I am not now and have never been a student at George Washington, but I think it's both a really good name and a great backstory for a school nickname. I am not alone in this, but not everyone agrees. Apparently the people who hate Hippos really hate Hippos—enough for the school to shoot it down prematurely due to “negative feedback during engagement events from various members of the community.” In a release this week, GW also rejected three other possible nicknames—Patriots, Eagles, Capitals—as they’re already the names of D.C.-area sports teams from George Mason University, American University, and the NHL, respectively. But the press release announcing “Moniker Madnessdid narrow the search down to 10 possibilities:

Ambassadors, Blue Fog, Catalysts, Fireworks, Independents, Monumentals, Revolutionaries, Sentinels, Squad, and Truth

As I previously reported, GW and branding firm Sullivan have said the new moniker must fit three principles: Shaping the Future, Free to Be Bold, and At the Center of Power. These “principles” are so vague (and also so obviously not principles) that they could fit basically any possible nickname George Washington could choose. I think it’s clear none of the proposed nicknames fit better than Hippos, but no matter. Let’s try to move on.

One odd thing about the nicknames that made the final round is that they’re all somehow even more vague than the guiding principles. Here’s a quick ranking of them from best to worst, in my opinion: Blue Fog, Sentinels, Catalysts, Fireworks, Monumentals, Ambassadors, Independents, Revolutionaries, Squad, Truth. I don’t love any of them.

But some are better than others. Blue Fog references one of the school’s primary colors and its location in the Foggy Bottom neighborhood. Sentinels comes from the military and basically just means “watchmen.” Catalysts is really vague, but fun to say. Fireworks sounds like a name a minor league baseball team renames itself for one night in July. Monumentals is unique, but also doesn't quite seem like a noun. Ambassadors is a weird one, but still way better than Independents. Revolutionaries is just lazy. It’s essentially trying for the same thing as Colonials; if you’re going to change it, change it. Naming a sports team “Squad” might even be worse than if they were the “Team.” In any other circumstance it would be a pretty obvious Worst Possible Option when it comes to a team's nickname.

You should feel free to quibble with my rankings in the comments, with one exception: Truth is by far the worst nickname on this list. It is the worst potential nickname for any sports team ever, worse than even the proposed New Hampshire Primaries baseball team. If current athletes hated Hippos, what are they going to say about Truth?

No doubt it comes from the oft-told story about how George Washington chopped down his father’s cherry tree and, when confronted about it, admitted to it by saying “I cannot tell a lie … I did cut it with my hatchet.” Like many stories about politicians from colonial era, it is completely made up.
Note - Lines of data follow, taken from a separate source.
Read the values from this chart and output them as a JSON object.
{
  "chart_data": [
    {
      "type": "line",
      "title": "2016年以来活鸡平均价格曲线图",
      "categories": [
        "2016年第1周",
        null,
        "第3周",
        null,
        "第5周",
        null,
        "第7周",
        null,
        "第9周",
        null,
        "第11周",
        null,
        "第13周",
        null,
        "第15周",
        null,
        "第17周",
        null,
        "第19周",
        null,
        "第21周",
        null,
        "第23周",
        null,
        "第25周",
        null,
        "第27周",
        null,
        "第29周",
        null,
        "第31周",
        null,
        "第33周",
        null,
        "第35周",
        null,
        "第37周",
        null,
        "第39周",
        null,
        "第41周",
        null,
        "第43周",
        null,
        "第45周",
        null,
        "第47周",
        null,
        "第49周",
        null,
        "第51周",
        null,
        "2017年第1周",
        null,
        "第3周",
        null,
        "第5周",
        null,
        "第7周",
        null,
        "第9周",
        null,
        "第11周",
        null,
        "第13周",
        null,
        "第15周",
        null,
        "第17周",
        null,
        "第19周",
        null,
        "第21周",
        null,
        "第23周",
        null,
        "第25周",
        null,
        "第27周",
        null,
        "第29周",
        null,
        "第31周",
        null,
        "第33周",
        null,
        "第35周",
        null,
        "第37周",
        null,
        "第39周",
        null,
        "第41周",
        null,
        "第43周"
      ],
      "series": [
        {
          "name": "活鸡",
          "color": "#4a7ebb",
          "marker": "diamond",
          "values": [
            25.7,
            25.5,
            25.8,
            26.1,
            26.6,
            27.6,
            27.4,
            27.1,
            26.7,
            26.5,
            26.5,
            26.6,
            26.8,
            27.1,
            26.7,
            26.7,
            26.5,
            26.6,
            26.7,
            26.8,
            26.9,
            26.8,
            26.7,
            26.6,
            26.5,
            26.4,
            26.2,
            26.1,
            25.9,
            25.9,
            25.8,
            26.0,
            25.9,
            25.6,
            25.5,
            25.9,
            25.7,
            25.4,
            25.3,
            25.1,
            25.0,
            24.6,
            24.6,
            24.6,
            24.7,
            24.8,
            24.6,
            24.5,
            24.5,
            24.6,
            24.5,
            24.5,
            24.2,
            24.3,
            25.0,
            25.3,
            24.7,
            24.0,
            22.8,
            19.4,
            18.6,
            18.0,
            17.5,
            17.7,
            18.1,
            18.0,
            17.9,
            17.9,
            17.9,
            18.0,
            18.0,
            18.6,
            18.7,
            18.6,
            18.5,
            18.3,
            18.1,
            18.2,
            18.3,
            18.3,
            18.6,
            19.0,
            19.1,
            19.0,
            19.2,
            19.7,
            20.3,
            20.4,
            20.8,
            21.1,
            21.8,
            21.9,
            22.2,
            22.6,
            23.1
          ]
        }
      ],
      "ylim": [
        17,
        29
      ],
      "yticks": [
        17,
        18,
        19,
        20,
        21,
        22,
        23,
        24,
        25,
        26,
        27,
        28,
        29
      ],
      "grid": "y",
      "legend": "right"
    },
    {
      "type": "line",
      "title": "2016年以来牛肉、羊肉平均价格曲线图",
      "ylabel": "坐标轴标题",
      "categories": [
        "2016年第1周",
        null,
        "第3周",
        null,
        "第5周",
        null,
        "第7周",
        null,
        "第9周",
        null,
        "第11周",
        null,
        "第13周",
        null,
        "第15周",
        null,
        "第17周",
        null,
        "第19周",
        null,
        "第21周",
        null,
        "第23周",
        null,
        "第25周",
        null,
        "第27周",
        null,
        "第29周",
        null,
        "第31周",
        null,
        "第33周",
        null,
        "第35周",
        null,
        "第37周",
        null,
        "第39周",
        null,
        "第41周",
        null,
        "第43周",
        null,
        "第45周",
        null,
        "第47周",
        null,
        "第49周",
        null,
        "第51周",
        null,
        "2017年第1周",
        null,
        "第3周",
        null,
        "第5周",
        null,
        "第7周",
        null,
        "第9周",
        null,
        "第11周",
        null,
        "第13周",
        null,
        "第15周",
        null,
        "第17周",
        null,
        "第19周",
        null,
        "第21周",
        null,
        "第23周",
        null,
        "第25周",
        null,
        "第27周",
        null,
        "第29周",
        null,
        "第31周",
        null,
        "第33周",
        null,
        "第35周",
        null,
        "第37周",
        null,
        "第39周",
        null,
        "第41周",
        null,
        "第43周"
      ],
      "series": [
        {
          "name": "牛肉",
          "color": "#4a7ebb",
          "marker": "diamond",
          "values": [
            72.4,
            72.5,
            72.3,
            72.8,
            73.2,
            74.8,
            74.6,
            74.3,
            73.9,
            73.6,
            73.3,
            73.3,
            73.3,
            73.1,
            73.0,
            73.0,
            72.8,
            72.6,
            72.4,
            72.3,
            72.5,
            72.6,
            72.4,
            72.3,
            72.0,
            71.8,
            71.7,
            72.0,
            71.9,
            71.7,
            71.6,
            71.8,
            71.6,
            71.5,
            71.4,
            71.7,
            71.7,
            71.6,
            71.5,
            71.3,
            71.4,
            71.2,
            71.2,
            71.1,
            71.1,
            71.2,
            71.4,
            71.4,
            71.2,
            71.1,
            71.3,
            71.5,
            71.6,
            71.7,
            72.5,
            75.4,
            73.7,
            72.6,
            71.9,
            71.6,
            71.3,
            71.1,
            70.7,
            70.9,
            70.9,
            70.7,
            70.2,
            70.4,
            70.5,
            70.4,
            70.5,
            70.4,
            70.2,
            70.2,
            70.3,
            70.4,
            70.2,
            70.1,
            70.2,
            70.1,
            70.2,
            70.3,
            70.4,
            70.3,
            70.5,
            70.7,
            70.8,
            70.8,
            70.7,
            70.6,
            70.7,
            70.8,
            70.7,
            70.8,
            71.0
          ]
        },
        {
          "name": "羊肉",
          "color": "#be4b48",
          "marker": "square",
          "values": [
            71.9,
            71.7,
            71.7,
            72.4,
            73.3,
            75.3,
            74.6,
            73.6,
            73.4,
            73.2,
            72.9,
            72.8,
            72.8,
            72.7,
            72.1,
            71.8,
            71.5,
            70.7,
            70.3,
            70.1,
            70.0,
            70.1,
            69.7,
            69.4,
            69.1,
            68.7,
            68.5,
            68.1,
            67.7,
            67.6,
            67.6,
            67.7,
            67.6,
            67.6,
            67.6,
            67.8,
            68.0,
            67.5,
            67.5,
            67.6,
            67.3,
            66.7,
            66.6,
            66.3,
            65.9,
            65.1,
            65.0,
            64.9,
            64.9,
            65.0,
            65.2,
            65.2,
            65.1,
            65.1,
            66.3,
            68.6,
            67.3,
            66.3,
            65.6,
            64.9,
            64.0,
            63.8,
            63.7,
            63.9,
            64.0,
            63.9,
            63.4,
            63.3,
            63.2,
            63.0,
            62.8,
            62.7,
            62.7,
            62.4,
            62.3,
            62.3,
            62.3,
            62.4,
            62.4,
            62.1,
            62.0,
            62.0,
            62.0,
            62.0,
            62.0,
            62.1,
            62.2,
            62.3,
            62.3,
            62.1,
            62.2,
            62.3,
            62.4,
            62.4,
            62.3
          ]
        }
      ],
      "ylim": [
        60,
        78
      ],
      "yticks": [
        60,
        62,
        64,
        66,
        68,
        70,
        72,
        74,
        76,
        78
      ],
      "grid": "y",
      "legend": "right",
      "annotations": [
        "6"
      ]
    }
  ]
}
The story behind it is pretty great, though. It was made up in the 19th century by Mason Locke Weems, who wrote The Life and Memorable Actions of George Washington in 1800. It was not until the book’s fifth edition, in 1816, that the story about the cherry tree made it in. Parson Weems said he heard it from an old family friend of the Washington’s, but we are all adults here. He made it up.

But did you notice that great potential nickname for George Washington University in the preceding paragraph? The school needs to add an 11th potential nickname. Forget The Truth, the Atlantic 10 needs the George Washington Memorable Actions.